Afterward, the FBI secured a picture of Holdridge from the local booking system searched through footage from the day and found several images of a person agents suspected to be him.

Images from the FBI’s affadavit for an arrest warrant.

Agent Watts says he then interviewed the suspect’s probation officer, who told him that Holdridge had been scheduled to go to Humboldt County Jail on a drugs charge out of Arcata on Dec. 5, 2020, but had earlier been given permission to travel to Louisiana to visit his ailing mother. Holdridge didn’t show up for his booking date, and was eventually arrested by the APD in February.

The probation officer identified the person in the Capitol surveillance footage that the FBI had searched as Holdridge, Watts writes, and said that Holdridge had previously admitted to traveling to the District of Columbia for Jan. 6.

According to the affadavit:

During one of his in-person visits with HOLDRIDGE, which occurred on or about July 28, 2021 outside the probation office in Eureka, HOLDRIDGE admitted to being present at the U.S. Capitol on January 6, 2021. HOLDRIDGE told [the probation officer] he traveled to Washington, D.C. with a friend and was present that day at the U.S. Capitol. HOLDRIDGE stated he was outside the U.S. Capitol and watched the activities from there but did not participate in any illegal activity. During that same conversation, HOLDRIDGE showed Medley multiple photographs (from his cell phone) of his trip to the U.S. Capitol.

Later, Watts met with Holdridge himself at the county probation office. According to the affadavit, the interview went like this:

HOLDRIDGE confirmed that on January 6, 2021, he arrived at the U.S. Capitol from the west side and observed the plastic fencing and barricades set up outside on the Capitol grounds, as well as law enforcement dressed in full riot gear. He stated that when he arrived law enforcement had begun deploying “tear gas” as people were making their way up the Capitol stairs and into the building. He refused to answer whether or not he entered the Capitol building, and stated that he did not steal anything, touch or assault anyone, or damage any property while he was at the Capitol that day.

I showed him an image, taken from U.S. Capitol surveillance video on January 6, 2021, of a man standing on the railing of the staircase to the Upper West Terrace of the Capitol with a flag in his hand. HOLDRIDGE refused to identify anyone in the photo, but stated that he purchased the flag shown in the photo from a vender who was at the “Stop the Steal” rally.

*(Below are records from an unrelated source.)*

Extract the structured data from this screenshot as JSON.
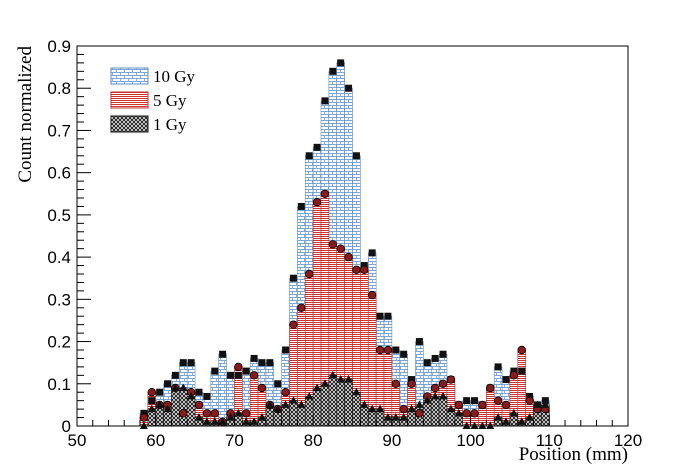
{
  "chart_data": {
    "type": "bar",
    "xlabel": "Position (mm)",
    "ylabel": "Count normalized",
    "xlim": [
      50,
      120
    ],
    "ylim": [
      0,
      0.9
    ],
    "x_ticks": [
      50,
      60,
      70,
      80,
      90,
      100,
      110,
      120
    ],
    "y_ticks": [
      0,
      0.1,
      0.2,
      0.3,
      0.4,
      0.5,
      0.6,
      0.7,
      0.8,
      0.9
    ],
    "grid": false,
    "legend_position": "top-left",
    "bin_width": 1,
    "x": [
      58.5,
      59.5,
      60.5,
      61.5,
      62.5,
      63.5,
      64.5,
      65.5,
      66.5,
      67.5,
      68.5,
      69.5,
      70.5,
      71.5,
      72.5,
      73.5,
      74.5,
      75.5,
      76.5,
      77.5,
      78.5,
      79.5,
      80.5,
      81.5,
      82.5,
      83.5,
      84.5,
      85.5,
      86.5,
      87.5,
      88.5,
      89.5,
      90.5,
      91.5,
      92.5,
      93.5,
      94.5,
      95.5,
      96.5,
      97.5,
      98.5,
      99.5,
      100.5,
      101.5,
      102.5,
      103.5,
      104.5,
      105.5,
      106.5,
      107.5,
      108.5,
      109.5
    ],
    "series": [
      {
        "name": "10 Gy",
        "marker": "square",
        "fill": "#7ba7d4",
        "values": [
          0.03,
          0.06,
          0.08,
          0.1,
          0.12,
          0.15,
          0.15,
          0.08,
          0.07,
          0.13,
          0.17,
          0.12,
          0.12,
          0.13,
          0.16,
          0.15,
          0.15,
          0.1,
          0.18,
          0.35,
          0.52,
          0.64,
          0.66,
          0.77,
          0.84,
          0.86,
          0.8,
          0.64,
          0.38,
          0.41,
          0.26,
          0.26,
          0.18,
          0.17,
          0.11,
          0.2,
          0.15,
          0.16,
          0.17,
          0.11,
          0.05,
          0.06,
          0.06,
          0.05,
          0.09,
          0.14,
          0.11,
          0.13,
          0.13,
          0.07,
          0.05,
          0.06
        ]
      },
      {
        "name": "5 Gy",
        "marker": "circle",
        "fill": "#d9534f",
        "values": [
          0.02,
          0.08,
          0.05,
          0.05,
          0.09,
          0.03,
          0.08,
          0.05,
          0.03,
          0.03,
          0.01,
          0.03,
          0.14,
          0.03,
          0.12,
          0.09,
          0.05,
          0.04,
          0.08,
          0.24,
          0.28,
          0.36,
          0.53,
          0.55,
          0.43,
          0.42,
          0.4,
          0.37,
          0.37,
          0.31,
          0.18,
          0.18,
          0.1,
          0.04,
          0.1,
          0.03,
          0.07,
          0.09,
          0.1,
          0.11,
          0.05,
          0.03,
          0.03,
          0.05,
          0.09,
          0.06,
          0.05,
          0.12,
          0.18,
          0.06,
          0.04,
          0.04
        ]
      },
      {
        "name": "1 Gy",
        "marker": "triangle",
        "fill": "#4a4a4a",
        "values": [
          0.0,
          0.04,
          0.05,
          0.04,
          0.09,
          0.09,
          0.07,
          0.02,
          0.01,
          0.01,
          0.01,
          0.02,
          0.03,
          0.01,
          0.01,
          0.02,
          0.05,
          0.04,
          0.05,
          0.06,
          0.05,
          0.07,
          0.09,
          0.1,
          0.12,
          0.11,
          0.11,
          0.08,
          0.05,
          0.04,
          0.04,
          0.02,
          0.02,
          0.02,
          0.04,
          0.05,
          0.06,
          0.07,
          0.07,
          0.04,
          0.03,
          0.0,
          0.0,
          0.0,
          0.0,
          0.02,
          0.01,
          0.03,
          0.01,
          0.02,
          0.05,
          0.05
        ]
      }
    ]
  }
}
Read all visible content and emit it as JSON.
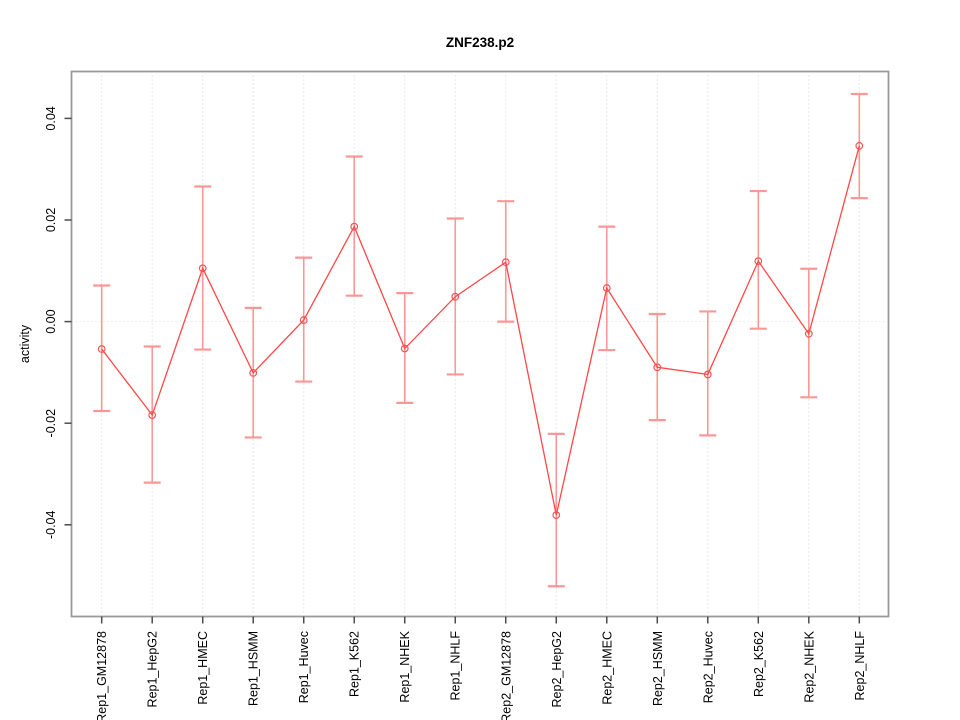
{
  "title": "ZNF238.p2",
  "colors": {
    "line": "#ff4747",
    "point": "#f25555",
    "error_bar": "#fc9797",
    "grid": "#d6d6d6",
    "zero_line": "#dddddd",
    "box": "#9a9a9a",
    "tick": "#4d4d4d",
    "text": "#000000",
    "background": "#ffffff"
  },
  "chart_data": {
    "type": "line",
    "title": "ZNF238.p2",
    "xlabel": "",
    "ylabel": "activity",
    "legend": "none",
    "grid": "vertical-dotted",
    "zero_reference_line": true,
    "ylim": [
      -0.0585,
      0.0492
    ],
    "yticks": [
      0.04,
      0.02,
      0.0,
      -0.02,
      -0.04
    ],
    "ytick_labels": [
      "0.04",
      "0.02",
      "0.00",
      "-0.02",
      "-0.04"
    ],
    "categories": [
      "Rep1_GM12878",
      "Rep1_HepG2",
      "Rep1_HMEC",
      "Rep1_HSMM",
      "Rep1_Huvec",
      "Rep1_K562",
      "Rep1_NHEK",
      "Rep1_NHLF",
      "Rep2_GM12878",
      "Rep2_HepG2",
      "Rep2_HMEC",
      "Rep2_HSMM",
      "Rep2_Huvec",
      "Rep2_K562",
      "Rep2_NHEK",
      "Rep2_NHLF"
    ],
    "series": [
      {
        "name": "activity",
        "marker": "open-circle",
        "values": [
          -0.0054,
          -0.0184,
          0.0105,
          -0.0101,
          0.0003,
          0.0187,
          -0.0053,
          0.0049,
          0.0117,
          -0.0381,
          0.0066,
          -0.009,
          -0.0104,
          0.0119,
          -0.0024,
          0.0346
        ],
        "error_high": [
          0.0071,
          -0.0049,
          0.0266,
          0.0027,
          0.0126,
          0.0325,
          0.0056,
          0.0203,
          0.0237,
          -0.0221,
          0.0187,
          0.0015,
          0.002,
          0.0257,
          0.0104,
          0.0448
        ],
        "error_low": [
          -0.0176,
          -0.0317,
          -0.0055,
          -0.0228,
          -0.0118,
          0.0051,
          -0.016,
          -0.0104,
          0.0,
          -0.0521,
          -0.0056,
          -0.0194,
          -0.0224,
          -0.0014,
          -0.0149,
          0.0243
        ]
      }
    ]
  }
}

The U.S. Attorney’s Office in San Francisco has charged Holdridge with the following crimes:

  • 18 U.S.C. § 1752(a)(1)- Entering and Remaining in a Restricted Building or Grounds;
  • 18 U.S.C. § 1752(a)(2)- Disorderly and Disruptive Conduct in a Restricted Building or Grounds;
  • 40 U.S.C. § 5104(e)(2)(D)- Disorderly Conduct in a Capitol Building;
  • 40 U.S.C. § 5104(e)(2)(G)- Parading, Demonstrating, or Picketing in a Capitol Building.

The first two charges each carry a maximum sentence of a year in prison, a $100,000 fine and a year of probation, according to the U.S. Attorney’s Office. The latter two carry maximum sentences of six months in prison and a fine of $5,000.